Align While Search: Belief-Guided Exploratory Inference for World-Grounded Embodied Agents
Seohui Bae, Jeonghye Kim, Youngchul Sung, Woohyung Lim
TL;DR
Align While Search (AWS) tackles exploratory decision making under partial observability by maintaining a structured, test-time belief over environment structure and object locations. It uses a Bayesian-inspired, amortized belief updater implemented via prompting an LLM and selects actions by maximizing expected information gain in belief space, all without gradient updates or additional training. Across ALFWorld, VirtualHome, and BabyAI, AWS achieves improved success–cost trade-offs and strong generalization to larger or multimodal settings, outperforming inference-time and training-time baselines while keeping overhead manageable.

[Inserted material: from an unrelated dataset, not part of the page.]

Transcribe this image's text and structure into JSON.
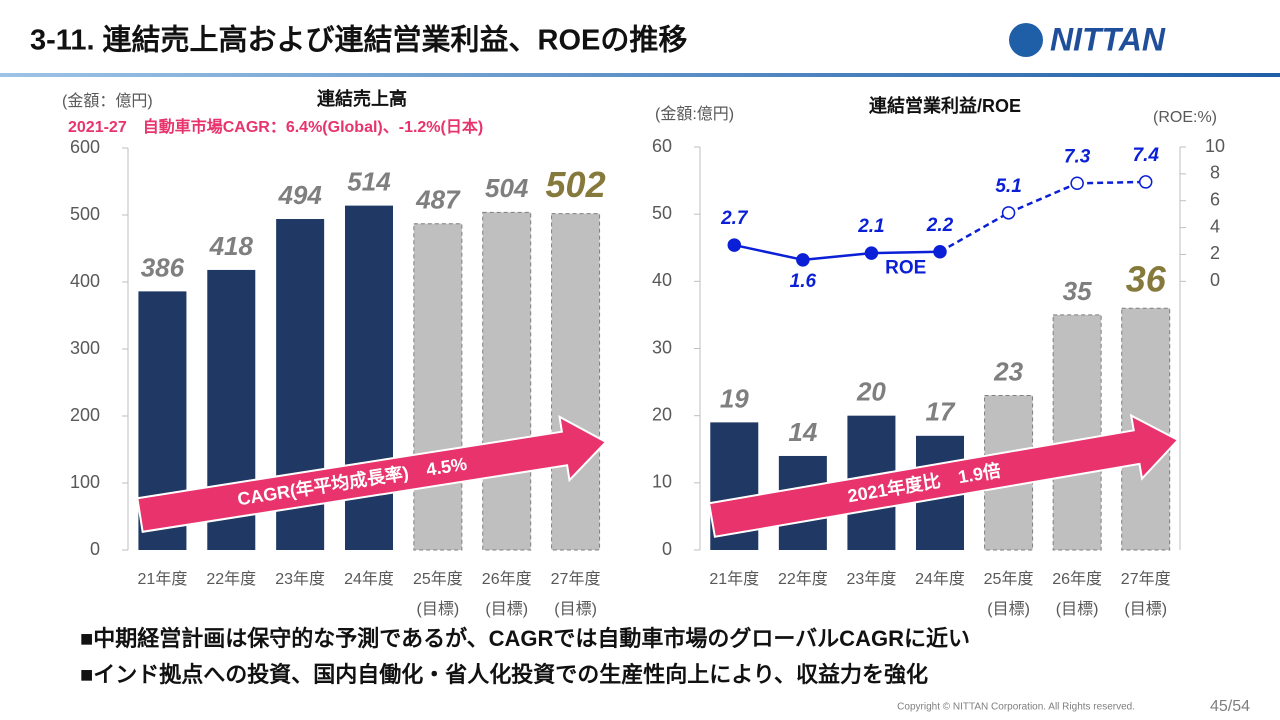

The approach demonstrates that posterior-guided exploration can robustly align with latent world states, paving the way for scalable, adaptable embodied agents.
Abstract
In this paper, we propose a test-time adaptive agent that performs exploratory inference through posterior-guided belief refinement without relying on gradient-based updates or additional training for LLM agent operating under partial observability. Our agent maintains an external structured belief over the environment state, iteratively updates it via action-conditioned observations, and selects actions by maximizing predicted information gain over the belief space. We estimate information gain using a lightweight LLM-based surrogate and assess world alignment through a novel reward that quantifies the consistency between posterior belief and ground-truth environment configuration. Experiments show that our method outperforms inference-time scaling baselines such as prompt-augmented or retrieval-enhanced LLMs, in aligning with latent world states with significantly lower integration overhead.